Il y a à la fois ce dénominateur commun autour des codes barres, de l’enfermement, de la rigidité avec les corps qui essaient de s’en extraire sur chacun de mes tableaux. Il s’agit là des pressions extérieures, des dictats de la société, des règles que l’on nous impose.

Je suis quelqu’un qui ait toujours cherché les limites. La justice est quelque chose qui a marqué ma vie et qui m’a beaucoup intéressée. J’ai repris des études de droit tard tout en travaillant plus de quinze ans pour des notaires et des avocats. Je cherchais à comprendre le système et la manière de fonctionner de notre société. Je recherchais surement la Loi qui régente les adultes. La loi qui encadre les désordres humains.

 

Pour moi ce qu’il y a de plus important c’est de conserver mon indépendance de pensée, d’esprit ; Je ne suis absolument pas quelqu’un qui arrive à me revendiquer d’appartenir à tel ou tel groupe. Les mouvements, groupement de bien pensant du moment c’est souvent d’essayer de mettre dans des cadres alors que je n’ai absolument pas de cadre. Je n’ai pas besoin d’étiquettes, je n’ai pas besoin que l’on me mette dans des cases.

 

On peut très bien avoir certaines idées qui viendront plutôt de tel mouvement, et d’autres qui viendront plutôt d’un autre mouvement. D’autant que cela peut évoluer dans le temps.

 

Et cette réflexion que je viens d’évoquer cad le fait que je redoute l’enfermement et l’appartenance à un cadre fixe et rigide, à tout mouvement bien délimité et crois plutôt au fait qu’en tant qu’individu on peut parfois se sentir morcelé, je l’ai représenté dans mes tableaux par ces corps qui sont fragmentés et morcelés.

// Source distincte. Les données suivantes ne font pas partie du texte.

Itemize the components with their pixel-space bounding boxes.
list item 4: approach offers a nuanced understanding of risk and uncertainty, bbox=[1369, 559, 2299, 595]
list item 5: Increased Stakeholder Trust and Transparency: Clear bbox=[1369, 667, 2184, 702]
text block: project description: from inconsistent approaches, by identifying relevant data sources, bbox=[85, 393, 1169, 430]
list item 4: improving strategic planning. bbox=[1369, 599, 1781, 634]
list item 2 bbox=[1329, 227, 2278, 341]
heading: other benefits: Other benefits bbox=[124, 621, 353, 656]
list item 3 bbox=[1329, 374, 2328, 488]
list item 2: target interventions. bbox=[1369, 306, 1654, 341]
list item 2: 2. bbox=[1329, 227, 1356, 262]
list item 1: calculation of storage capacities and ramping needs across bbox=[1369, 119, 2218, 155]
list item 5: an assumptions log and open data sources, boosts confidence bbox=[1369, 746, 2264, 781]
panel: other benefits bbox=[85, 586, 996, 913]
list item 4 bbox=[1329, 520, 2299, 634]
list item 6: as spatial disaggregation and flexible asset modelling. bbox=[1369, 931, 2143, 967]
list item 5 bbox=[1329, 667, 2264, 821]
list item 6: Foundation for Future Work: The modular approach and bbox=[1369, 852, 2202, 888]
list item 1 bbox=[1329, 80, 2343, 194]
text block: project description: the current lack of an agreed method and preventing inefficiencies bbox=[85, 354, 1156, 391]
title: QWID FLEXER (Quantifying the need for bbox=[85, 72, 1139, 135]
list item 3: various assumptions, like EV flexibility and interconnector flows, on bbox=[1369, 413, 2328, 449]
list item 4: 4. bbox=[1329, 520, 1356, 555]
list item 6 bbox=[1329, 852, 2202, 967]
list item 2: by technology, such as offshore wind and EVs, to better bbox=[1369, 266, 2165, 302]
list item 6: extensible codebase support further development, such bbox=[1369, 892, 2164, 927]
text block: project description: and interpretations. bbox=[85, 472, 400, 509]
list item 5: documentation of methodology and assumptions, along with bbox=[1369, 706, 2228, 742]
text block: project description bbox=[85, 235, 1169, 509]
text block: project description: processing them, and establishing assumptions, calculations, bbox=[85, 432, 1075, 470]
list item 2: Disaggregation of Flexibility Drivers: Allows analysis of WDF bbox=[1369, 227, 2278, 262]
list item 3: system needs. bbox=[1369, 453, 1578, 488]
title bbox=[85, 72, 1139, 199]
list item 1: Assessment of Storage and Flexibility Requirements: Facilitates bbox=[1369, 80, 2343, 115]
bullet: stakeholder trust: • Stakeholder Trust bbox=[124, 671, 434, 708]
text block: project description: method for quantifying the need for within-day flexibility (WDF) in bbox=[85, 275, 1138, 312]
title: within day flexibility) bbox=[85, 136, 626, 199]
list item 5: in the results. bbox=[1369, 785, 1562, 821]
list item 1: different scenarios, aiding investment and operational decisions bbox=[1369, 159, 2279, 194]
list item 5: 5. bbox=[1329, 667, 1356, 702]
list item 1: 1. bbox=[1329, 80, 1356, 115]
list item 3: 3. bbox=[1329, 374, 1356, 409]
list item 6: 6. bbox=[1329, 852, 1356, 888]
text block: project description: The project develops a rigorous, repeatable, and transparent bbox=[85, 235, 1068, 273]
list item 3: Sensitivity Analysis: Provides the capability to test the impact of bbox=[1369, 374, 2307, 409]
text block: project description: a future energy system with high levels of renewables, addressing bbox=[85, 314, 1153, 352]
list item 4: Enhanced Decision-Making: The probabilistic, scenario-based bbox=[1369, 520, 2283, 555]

Il s’agit d’un morcellement corporel mais aussi identitaire. Je me sens plutôt multiple plutôt que enfermée dans un dogme de manière rigide.

 

C’est aussi ses propres limites dont il est question et dont l’être humain toute sa vie essaie de s’extirper. 

  • Une sorte d’absurdité de la condition humaine. 

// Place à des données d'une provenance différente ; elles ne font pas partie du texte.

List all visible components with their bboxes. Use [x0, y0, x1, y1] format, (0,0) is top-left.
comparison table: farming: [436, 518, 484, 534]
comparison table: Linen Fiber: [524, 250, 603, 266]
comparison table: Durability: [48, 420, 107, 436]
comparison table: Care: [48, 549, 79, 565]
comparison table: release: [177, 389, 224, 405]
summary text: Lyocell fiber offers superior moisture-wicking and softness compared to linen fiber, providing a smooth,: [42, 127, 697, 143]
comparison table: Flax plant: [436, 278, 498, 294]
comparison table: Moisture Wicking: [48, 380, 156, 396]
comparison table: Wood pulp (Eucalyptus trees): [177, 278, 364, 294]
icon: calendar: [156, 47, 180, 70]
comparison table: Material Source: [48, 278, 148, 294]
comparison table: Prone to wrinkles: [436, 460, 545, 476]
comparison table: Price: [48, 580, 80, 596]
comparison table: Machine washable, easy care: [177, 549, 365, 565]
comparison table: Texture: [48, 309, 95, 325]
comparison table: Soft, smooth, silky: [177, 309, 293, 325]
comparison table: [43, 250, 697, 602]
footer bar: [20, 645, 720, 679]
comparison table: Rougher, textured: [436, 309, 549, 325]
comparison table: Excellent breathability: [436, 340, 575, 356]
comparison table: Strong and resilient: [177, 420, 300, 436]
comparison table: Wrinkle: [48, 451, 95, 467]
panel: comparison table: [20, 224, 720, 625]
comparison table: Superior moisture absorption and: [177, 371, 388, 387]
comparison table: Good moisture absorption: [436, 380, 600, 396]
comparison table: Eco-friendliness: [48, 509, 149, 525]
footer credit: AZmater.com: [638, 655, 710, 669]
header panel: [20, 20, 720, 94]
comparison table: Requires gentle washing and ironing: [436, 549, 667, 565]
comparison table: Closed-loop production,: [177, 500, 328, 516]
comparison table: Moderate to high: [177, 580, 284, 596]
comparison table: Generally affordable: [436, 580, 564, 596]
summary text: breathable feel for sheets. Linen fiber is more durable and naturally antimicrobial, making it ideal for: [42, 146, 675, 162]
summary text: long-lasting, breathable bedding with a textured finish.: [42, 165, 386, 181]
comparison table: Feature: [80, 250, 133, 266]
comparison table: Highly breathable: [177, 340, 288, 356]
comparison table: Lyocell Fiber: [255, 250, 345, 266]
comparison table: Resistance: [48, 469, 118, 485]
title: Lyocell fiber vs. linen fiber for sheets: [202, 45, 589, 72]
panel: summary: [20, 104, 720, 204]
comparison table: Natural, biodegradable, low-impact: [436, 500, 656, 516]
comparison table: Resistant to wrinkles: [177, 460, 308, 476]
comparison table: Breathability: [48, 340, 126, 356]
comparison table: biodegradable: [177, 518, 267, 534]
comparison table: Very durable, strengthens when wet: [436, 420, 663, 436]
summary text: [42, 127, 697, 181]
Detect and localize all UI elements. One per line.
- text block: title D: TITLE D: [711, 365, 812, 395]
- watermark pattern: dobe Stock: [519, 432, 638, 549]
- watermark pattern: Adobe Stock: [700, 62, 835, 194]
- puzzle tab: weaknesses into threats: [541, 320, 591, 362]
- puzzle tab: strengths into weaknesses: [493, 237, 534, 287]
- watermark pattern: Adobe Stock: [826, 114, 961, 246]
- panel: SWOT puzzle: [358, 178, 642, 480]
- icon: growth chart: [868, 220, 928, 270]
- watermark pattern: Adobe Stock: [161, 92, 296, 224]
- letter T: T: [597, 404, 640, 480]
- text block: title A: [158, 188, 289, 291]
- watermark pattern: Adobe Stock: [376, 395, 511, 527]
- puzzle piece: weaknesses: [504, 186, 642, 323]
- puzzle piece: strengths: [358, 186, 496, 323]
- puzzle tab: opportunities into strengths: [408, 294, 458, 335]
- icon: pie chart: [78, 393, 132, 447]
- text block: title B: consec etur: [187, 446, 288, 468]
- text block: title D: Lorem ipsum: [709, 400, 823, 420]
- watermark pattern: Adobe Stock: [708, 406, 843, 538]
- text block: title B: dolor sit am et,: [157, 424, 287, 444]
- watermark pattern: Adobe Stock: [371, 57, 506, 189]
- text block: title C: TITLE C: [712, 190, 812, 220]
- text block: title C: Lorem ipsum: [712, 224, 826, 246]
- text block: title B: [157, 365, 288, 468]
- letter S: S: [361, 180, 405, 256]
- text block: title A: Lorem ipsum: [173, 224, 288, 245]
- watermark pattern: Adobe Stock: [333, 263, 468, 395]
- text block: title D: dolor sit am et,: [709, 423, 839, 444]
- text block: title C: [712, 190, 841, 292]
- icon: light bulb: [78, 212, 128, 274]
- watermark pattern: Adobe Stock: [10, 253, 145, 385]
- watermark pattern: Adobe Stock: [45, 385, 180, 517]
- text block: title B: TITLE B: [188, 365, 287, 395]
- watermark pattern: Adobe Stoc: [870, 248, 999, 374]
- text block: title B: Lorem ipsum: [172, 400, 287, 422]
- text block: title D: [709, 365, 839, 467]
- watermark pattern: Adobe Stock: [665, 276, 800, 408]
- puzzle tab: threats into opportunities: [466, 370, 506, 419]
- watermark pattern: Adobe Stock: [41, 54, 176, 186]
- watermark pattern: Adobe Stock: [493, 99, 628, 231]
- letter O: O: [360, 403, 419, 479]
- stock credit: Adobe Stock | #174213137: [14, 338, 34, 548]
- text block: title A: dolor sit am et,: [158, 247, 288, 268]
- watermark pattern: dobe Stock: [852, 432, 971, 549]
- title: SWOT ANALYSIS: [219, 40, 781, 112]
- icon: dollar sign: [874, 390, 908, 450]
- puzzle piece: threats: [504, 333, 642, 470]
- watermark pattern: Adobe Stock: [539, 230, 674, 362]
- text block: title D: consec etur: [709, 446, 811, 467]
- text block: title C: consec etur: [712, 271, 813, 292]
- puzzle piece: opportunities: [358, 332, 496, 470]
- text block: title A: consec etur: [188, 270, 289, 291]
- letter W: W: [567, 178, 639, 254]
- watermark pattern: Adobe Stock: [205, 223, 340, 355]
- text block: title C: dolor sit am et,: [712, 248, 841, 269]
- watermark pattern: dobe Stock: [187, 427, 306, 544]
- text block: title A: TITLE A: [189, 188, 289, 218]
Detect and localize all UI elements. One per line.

     On naît. On se reproduit. On mange, On dort. On meurt…. Et on y           peut rien. C’est comme cela. On se demande alors, la vie étant              unique quel va être son rôle et comment utiliser cette vie le mieux            possible afin d’essayer de palier en quelque sorte à cette absurdité et      pouvoir au mieux la supporter. N’étant pas une force supérieur               pouvant   changer le cours des choses et n’ayant pas la réponse à          certaines questions

 

  • Et il y a aussi, une ambivalence en nous qui est représentée aussi par le morcellement de mes personnages : Entre les désirs, les pulsions, les envies, les rêves que l’on a et puis la confrontation à la réalité (on ne fait pas toujours ce que l’on veut pour survivre). Cette réalité finalement enferme. 

 

 

Donc de quelle manière peut-on se confronter à ça ? Peut-on supporter ça ?

 

Il y a des gens qui font des enfants, qui rentre dans des projets (professionnels, sportifs, associatifs) se mettent des challenges, qui cherche l’amour ou s’interessent aux religions, aux phylosophies pour trouver un sens à leur vie et échapper à cette routine, à ce quotidien. 

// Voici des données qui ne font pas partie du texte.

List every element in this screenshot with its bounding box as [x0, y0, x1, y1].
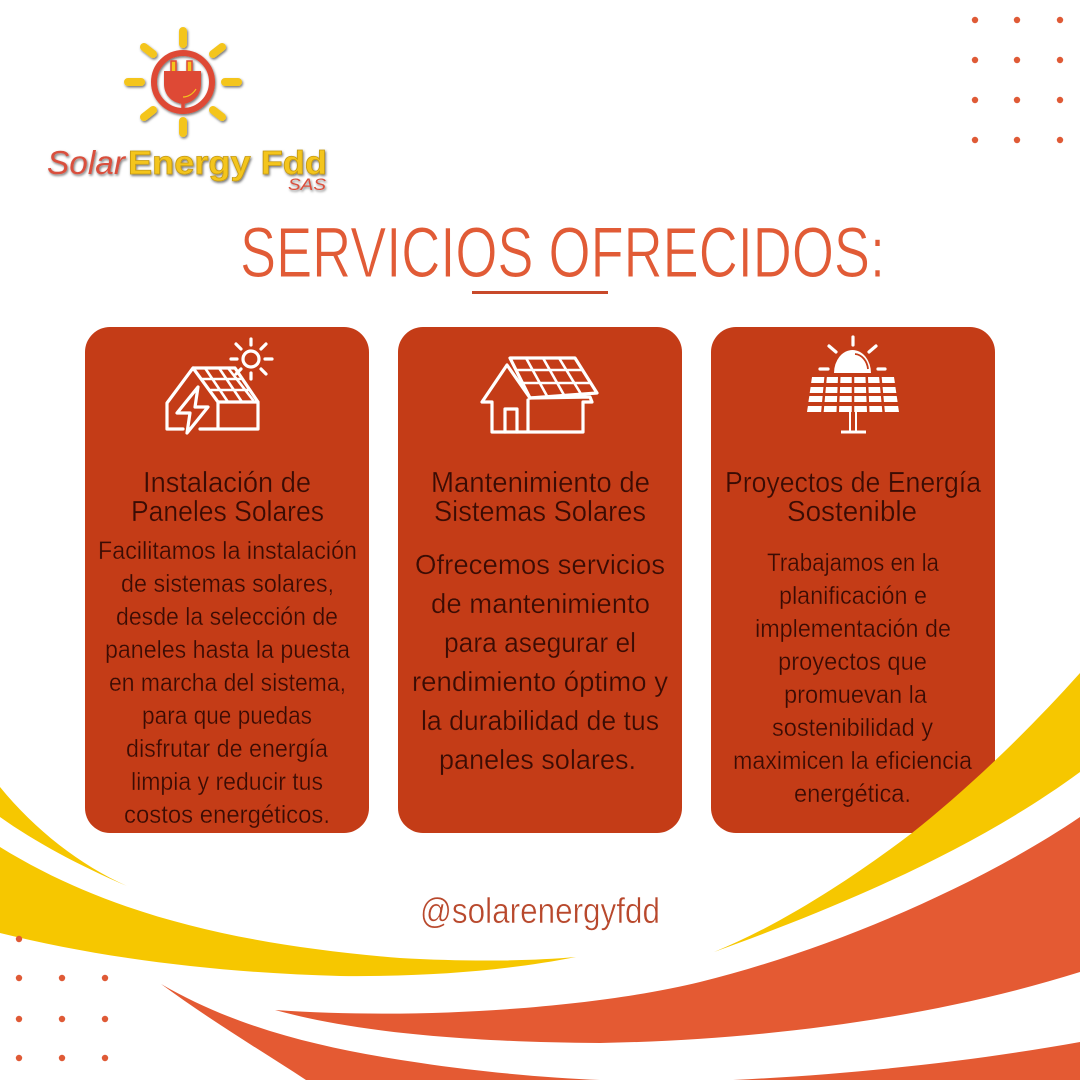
icon: sun with plug	[128, 31, 238, 133]
body text: Trabajamos en la	[767, 549, 939, 577]
body text: maximicen la eficiencia	[733, 747, 972, 775]
panel: Mantenimiento de Sistemas Solares	[398, 327, 682, 833]
swoosh: small yellow left	[0, 787, 127, 886]
heading: Paneles Solares	[131, 496, 324, 528]
logo: Solar Energy Fdd SAS	[47, 31, 327, 194]
logo wordmark: SAS	[288, 175, 327, 194]
swoosh: orange band right	[275, 817, 1080, 1043]
body text: para que puedas	[142, 702, 312, 730]
panel: Proyectos de Energía Sostenible	[711, 327, 995, 833]
body text: de sistemas solares,	[121, 570, 334, 598]
body text	[412, 549, 668, 775]
body text: promuevan la	[784, 681, 927, 709]
swoosh: orange lower left	[161, 984, 600, 1080]
heading	[131, 467, 324, 528]
body text: de mantenimiento	[431, 588, 650, 619]
icon: house with roof panels	[482, 358, 597, 432]
body text: rendimiento óptimo y	[412, 666, 668, 697]
body text: para asegurar el	[444, 627, 636, 658]
heading: Instalación de	[143, 467, 311, 499]
heading	[725, 467, 982, 528]
heading: Sostenible	[787, 496, 917, 528]
heading	[431, 467, 650, 528]
swoosh: large yellow left	[0, 847, 576, 976]
body text: costos energéticos.	[124, 801, 330, 829]
body text	[98, 537, 357, 829]
dot grid: bottom left	[16, 936, 108, 1061]
body text: sostenibilidad y	[772, 714, 933, 742]
body text: desde la selección de	[116, 603, 338, 631]
icon: sun over solar panel	[807, 337, 899, 432]
title underline	[472, 291, 608, 294]
body text: en marcha del sistema,	[109, 669, 346, 697]
panel: Instalación de Paneles Solares	[85, 327, 369, 833]
body text	[733, 549, 972, 808]
body text: paneles hasta la puesta	[105, 636, 350, 664]
heading: Proyectos de Energía	[725, 467, 982, 499]
logo wordmark: Solar	[47, 144, 127, 181]
body text: planificación e	[779, 582, 927, 610]
body text: la durabilidad de tus	[421, 705, 659, 736]
logo wordmark	[47, 144, 327, 194]
logo wordmark: Energy Fdd	[128, 144, 327, 181]
body text: proyectos que	[778, 648, 927, 676]
body text: implementación de	[755, 615, 951, 643]
heading: Mantenimiento de	[431, 467, 650, 499]
dot grid: top right	[972, 17, 1063, 143]
title: SERVICIOS OFRECIDOS:	[240, 214, 885, 293]
body text: Facilitamos la instalación	[98, 537, 357, 565]
swoosh: orange lower right	[733, 1042, 1080, 1080]
social handle: @solarenergyfdd	[420, 890, 660, 931]
swoosh: yellow right	[714, 673, 1080, 952]
body text: energética.	[794, 780, 911, 808]
body text: limpia y reducir tus	[131, 768, 323, 796]
body text: paneles solares.	[439, 744, 636, 775]
heading: Sistemas Solares	[434, 496, 646, 528]
icon: house with solar panels, bolt and sun	[167, 339, 272, 433]
body text: disfrutar de energía	[126, 735, 328, 763]
body text: Ofrecemos servicios	[415, 549, 665, 580]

Ce qui donne sens, c’est de nous ressentir en train de vivre notre vie, de participer à sa gestation, et non pas seulement de subir les pressions de l’environnement extérieur ou de nos angoisses intérieures. Pas seulement de surnager dans les épreuves du quotidien. 

 

Le principal est de trouver la voie qui nous correspond. Et c’est ce qui fait que chaque individu est différent.